The flight felt easy but it was still nice to touch down after 12.5 hours in the air.

The first thing we did upon landing was activate our Olympic Credentials.

We then got to use the Olympic customs line (which meant absolutely no line) before we were greeted by several US Olympic Committee and PyeongChang Organizing Committee officials. Our ski bags were taken from us and sent directly to the wax cabins. Our duffels were sent straight to the Olympic Village. They will be waiting for us in our rooms when we arrive. We headed to an airport hotel with just small overnight bags. Ida and I went for a run before dinner. We are the first US cross-country athletes here. Many others get in tomorrow.
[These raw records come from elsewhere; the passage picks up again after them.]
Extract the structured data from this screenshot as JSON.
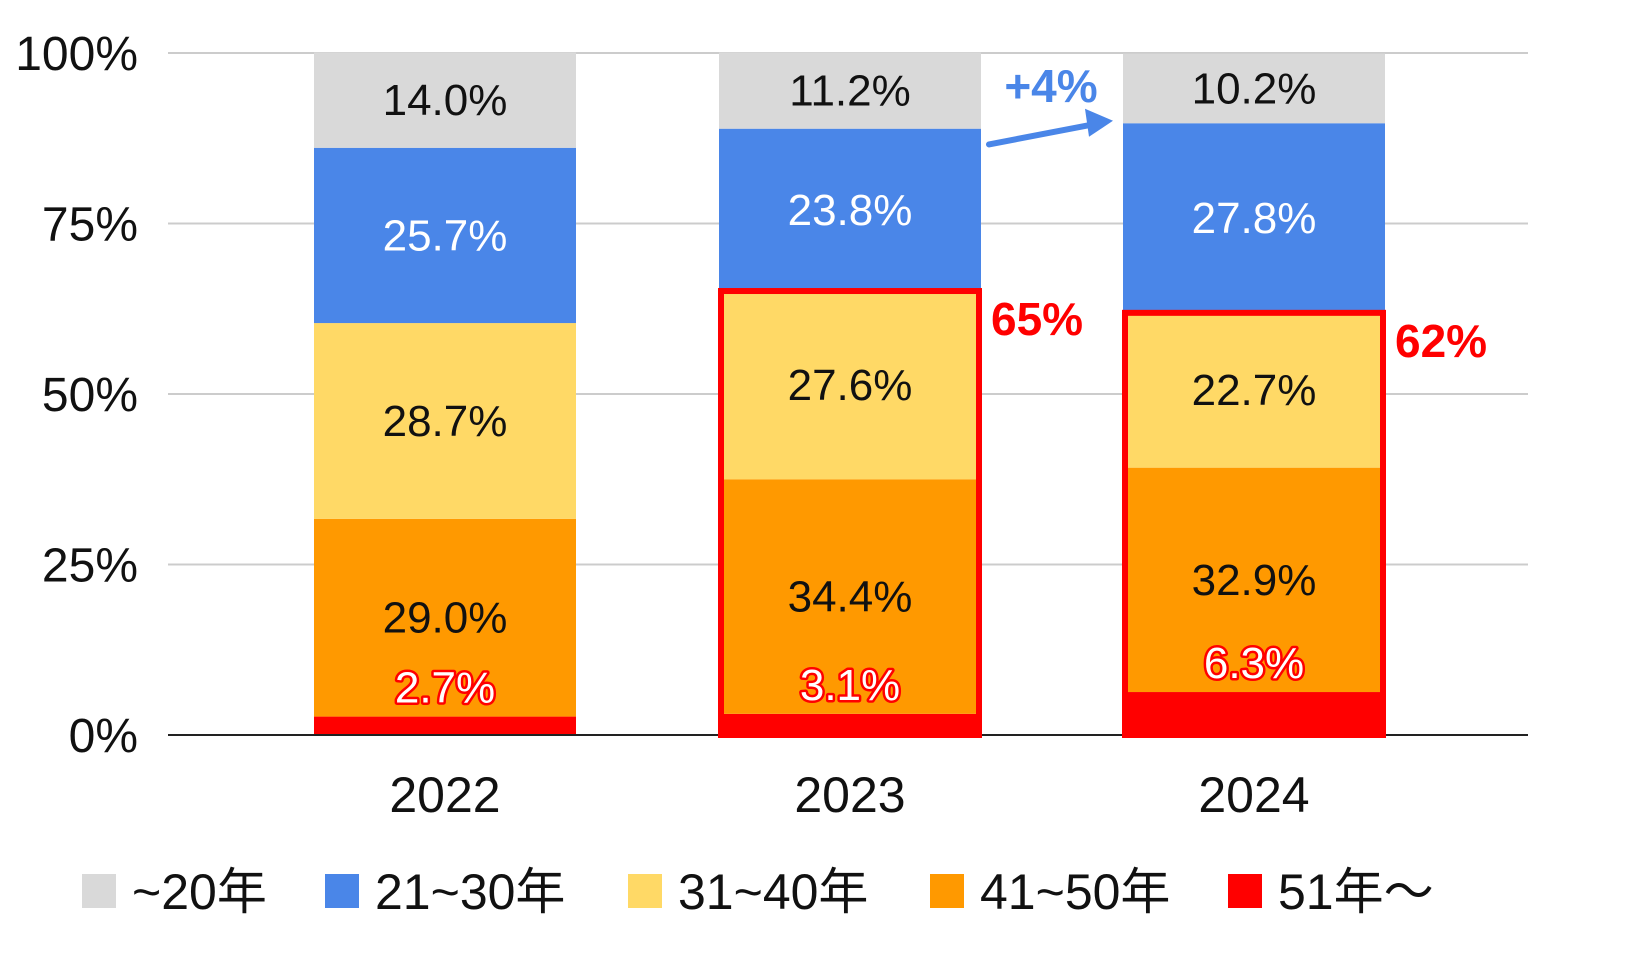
{
  "chart_data": {
    "type": "bar",
    "stacked": true,
    "percent": true,
    "categories": [
      "2022",
      "2023",
      "2024"
    ],
    "ylim": [
      0,
      100
    ],
    "yticks": [
      "0%",
      "25%",
      "50%",
      "75%",
      "100%"
    ],
    "grid": true,
    "legend_position": "bottom",
    "series": [
      {
        "name": "51年～",
        "color": "#ff0000",
        "values": [
          2.7,
          3.1,
          6.3
        ],
        "labels": [
          "2.7%",
          "3.1%",
          "6.3%"
        ],
        "label_color": "#ffffff",
        "label_outline": "#ff0000"
      },
      {
        "name": "41~50年",
        "color": "#ff9900",
        "values": [
          29.0,
          34.4,
          32.9
        ],
        "labels": [
          "29.0%",
          "34.4%",
          "32.9%"
        ],
        "label_color": "#111111"
      },
      {
        "name": "31~40年",
        "color": "#ffd966",
        "values": [
          28.7,
          27.6,
          22.7
        ],
        "labels": [
          "28.7%",
          "27.6%",
          "22.7%"
        ],
        "label_color": "#111111"
      },
      {
        "name": "21~30年",
        "color": "#4a86e8",
        "values": [
          25.7,
          23.8,
          27.8
        ],
        "labels": [
          "25.7%",
          "23.8%",
          "27.8%"
        ],
        "label_color": "#ffffff"
      },
      {
        "name": "~20年",
        "color": "#d9d9d9",
        "values": [
          14.0,
          11.2,
          10.2
        ],
        "labels": [
          "14.0%",
          "11.2%",
          "10.2%"
        ],
        "label_color": "#111111"
      }
    ],
    "legend_order": [
      "~20年",
      "21~30年",
      "31~40年",
      "41~50年",
      "51年～"
    ],
    "annotations": {
      "highlight_color": "#ff0000",
      "arrow_color": "#4a86e8",
      "highlights": [
        {
          "category": "2023",
          "from": 0,
          "to": 65.1,
          "label": "65%"
        },
        {
          "category": "2024",
          "from": 0,
          "to": 61.9,
          "label": "62%"
        }
      ],
      "arrow": {
        "from_category": "2023",
        "from_value": 86.3,
        "to_category": "2024",
        "to_value": 90.5,
        "label": "+4%"
      }
    }
  }
}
After dinner we joined the Snowboard Team for the mandatory Team USA Ambassador Program.

Meeting and spending time with athletes from other sports is one of my favorite things about the Olympics. It was fun to take this evening’s class with some old friends (like Ryan Stassel) and some of Team USA’s biggest stars (like Jamie Anderson and Chloe Kim).

This will be our only night in Seoul. We will go through Olympic Processing (essentially uniforming) tomorrow morning before taking the bus to PyeongChang.


I am very excited to share that today I was named to the 2018 US Olympic Team! I am proud to again represent the United States in the biggest sporting event in the world. My training has been going very well, the hilly courses and the cold slow snow in Korea suit my strengths perfectly, and I can’t wait to put together races that represent all of the hard work that I’ve done over the past 15 years. I would not be here without the incredible and continuous support of so many people, including the entire US Nordic Community. Thank you for giving me every opportunity to succeed.